I did ask a friend why he thought some men sneered at women. “It’s simple,” he replied.“If you write off all the women you get rid of 50%of the competition.” While this was obvious it also showed the extent of the problem. Some perfectly normal and ordinary men denigrate women as a group, just to try and improve their own odds of success. They do this unconsciously, thinking that it’s playful or just teasing, when in fact it’s nasty, damaging and excluding. It may not be full blown trolling but one thing leads to another and a society which lets women be demeaned for fun, every day, will allow the serious misogynists to flourish. If you are in doubt about the distressing effect of abuse of women who have put their heads above the parapet, read the following blogs.

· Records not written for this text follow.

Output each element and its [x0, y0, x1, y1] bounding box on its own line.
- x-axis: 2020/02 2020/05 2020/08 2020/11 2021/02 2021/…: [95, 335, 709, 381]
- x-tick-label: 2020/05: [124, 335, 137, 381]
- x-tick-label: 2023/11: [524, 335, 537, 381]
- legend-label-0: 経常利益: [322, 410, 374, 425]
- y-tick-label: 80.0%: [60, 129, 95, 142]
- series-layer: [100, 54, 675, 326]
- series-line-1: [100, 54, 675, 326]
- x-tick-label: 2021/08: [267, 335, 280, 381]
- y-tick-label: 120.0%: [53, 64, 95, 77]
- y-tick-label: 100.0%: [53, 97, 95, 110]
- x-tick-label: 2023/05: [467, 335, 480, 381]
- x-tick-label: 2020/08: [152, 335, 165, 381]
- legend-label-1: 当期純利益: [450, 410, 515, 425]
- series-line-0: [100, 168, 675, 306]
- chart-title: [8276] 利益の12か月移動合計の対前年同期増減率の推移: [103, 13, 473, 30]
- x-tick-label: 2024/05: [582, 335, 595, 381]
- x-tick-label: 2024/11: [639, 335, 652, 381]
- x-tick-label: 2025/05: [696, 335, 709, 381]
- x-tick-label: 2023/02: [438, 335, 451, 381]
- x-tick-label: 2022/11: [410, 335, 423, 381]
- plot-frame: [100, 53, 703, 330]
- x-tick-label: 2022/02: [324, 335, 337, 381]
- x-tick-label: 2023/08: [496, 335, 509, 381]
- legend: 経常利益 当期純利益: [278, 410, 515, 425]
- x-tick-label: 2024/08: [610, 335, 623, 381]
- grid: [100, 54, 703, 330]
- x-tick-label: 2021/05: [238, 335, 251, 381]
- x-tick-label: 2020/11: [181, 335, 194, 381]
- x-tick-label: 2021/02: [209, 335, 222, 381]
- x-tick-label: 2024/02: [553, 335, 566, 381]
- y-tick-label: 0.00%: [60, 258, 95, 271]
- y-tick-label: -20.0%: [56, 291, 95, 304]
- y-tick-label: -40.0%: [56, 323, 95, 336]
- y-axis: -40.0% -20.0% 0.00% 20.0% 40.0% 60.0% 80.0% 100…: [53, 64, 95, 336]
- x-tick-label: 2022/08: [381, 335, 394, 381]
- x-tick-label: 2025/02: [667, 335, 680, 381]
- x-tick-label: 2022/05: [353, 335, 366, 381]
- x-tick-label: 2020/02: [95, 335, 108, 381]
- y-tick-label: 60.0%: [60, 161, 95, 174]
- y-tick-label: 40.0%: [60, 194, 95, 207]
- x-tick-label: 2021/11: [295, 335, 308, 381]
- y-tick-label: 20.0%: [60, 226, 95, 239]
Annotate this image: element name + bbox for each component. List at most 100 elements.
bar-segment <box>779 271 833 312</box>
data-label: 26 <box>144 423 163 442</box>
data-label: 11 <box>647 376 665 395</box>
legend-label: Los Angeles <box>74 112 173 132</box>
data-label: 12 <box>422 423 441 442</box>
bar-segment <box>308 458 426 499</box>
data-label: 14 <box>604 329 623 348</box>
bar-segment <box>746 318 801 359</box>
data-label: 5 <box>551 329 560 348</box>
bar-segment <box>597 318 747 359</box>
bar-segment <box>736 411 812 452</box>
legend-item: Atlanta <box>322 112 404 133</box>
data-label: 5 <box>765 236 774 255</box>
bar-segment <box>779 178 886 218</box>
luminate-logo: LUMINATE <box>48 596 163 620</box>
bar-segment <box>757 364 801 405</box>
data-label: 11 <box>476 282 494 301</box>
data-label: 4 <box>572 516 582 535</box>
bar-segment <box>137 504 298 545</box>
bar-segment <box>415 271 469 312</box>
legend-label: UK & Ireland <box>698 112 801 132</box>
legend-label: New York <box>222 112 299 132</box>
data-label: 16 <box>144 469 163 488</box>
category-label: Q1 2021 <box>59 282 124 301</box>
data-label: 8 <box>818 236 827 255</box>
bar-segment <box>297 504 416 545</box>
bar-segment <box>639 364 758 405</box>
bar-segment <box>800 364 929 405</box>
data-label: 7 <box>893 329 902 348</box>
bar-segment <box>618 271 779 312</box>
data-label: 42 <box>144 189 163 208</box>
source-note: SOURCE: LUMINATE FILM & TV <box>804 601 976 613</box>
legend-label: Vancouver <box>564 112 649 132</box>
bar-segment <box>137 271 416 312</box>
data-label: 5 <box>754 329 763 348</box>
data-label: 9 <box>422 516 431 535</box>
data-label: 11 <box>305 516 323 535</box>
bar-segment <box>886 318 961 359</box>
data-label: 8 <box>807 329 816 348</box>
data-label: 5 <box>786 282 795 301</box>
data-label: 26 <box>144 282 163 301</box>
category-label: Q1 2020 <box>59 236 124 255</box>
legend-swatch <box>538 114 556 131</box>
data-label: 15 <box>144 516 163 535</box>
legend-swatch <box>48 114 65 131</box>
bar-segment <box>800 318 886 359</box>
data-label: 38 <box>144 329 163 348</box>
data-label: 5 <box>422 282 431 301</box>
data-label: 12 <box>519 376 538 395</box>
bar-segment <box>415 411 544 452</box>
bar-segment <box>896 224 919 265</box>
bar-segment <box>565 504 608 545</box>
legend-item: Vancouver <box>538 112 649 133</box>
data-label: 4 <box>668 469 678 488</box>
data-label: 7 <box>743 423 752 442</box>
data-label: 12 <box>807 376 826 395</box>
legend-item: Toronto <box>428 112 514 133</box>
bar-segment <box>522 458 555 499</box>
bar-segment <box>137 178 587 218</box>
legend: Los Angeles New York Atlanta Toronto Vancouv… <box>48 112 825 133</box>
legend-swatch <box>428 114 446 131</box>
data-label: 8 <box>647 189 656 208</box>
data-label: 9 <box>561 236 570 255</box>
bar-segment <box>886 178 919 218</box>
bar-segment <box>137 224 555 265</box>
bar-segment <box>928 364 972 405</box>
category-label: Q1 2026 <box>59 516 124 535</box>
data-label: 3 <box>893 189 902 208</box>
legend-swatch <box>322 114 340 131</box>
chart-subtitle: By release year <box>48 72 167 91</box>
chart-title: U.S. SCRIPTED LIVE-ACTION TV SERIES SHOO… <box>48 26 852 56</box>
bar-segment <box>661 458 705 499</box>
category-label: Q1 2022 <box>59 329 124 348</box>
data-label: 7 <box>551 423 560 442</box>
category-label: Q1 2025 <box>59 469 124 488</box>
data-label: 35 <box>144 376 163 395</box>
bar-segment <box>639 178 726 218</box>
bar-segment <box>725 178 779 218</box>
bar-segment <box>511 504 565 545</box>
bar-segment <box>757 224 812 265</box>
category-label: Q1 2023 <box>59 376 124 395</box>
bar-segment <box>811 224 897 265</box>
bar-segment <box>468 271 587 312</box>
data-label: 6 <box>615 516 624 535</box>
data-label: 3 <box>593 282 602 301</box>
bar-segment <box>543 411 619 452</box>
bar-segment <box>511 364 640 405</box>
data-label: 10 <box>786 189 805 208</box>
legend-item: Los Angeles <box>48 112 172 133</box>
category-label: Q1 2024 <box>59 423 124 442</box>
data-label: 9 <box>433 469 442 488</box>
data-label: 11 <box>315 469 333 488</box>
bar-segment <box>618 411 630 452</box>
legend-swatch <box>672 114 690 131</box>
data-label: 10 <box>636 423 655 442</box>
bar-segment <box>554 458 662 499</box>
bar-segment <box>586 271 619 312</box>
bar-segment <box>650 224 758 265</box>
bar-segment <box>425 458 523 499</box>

This issue is certainly deserving of more analysis. But in the meantime, thinking people need to consider how to deal with something which is undermining us all. I would urge men not to be drawn in to some of the office banter, which is just a code for woman-baiting. And I would urge women not to be ‘good sports’, caving in guiltily when accused of ‘having no sense of humour.’ Mocking other women isn’t funny. Most important, get on the TV and radio and be like them!
There is no natural reason why a woman who knows her stuff would not want to appear on a television or radio programme to talk about it. She will talk about it in the classroom or on courses or in presentations to colleagues. So why not on the air or on the box? The answer may well be the sniping. This is seen at its worst incarnation in the internet or twitter troll, the man who thinks any woman in the public eye is fair game for some really nasty power play of the most basic and gross sort. But it spreads throughout society at all levels, from the tasteless jokes and the snide remarks to the deep woman hating. Tackling trolling starts with the office bully and we are all involved. If women are intimidated, at any level, to the extent that it inhibits their ability to be the authority figures they are by nature, the sickos behind their secret screens have won.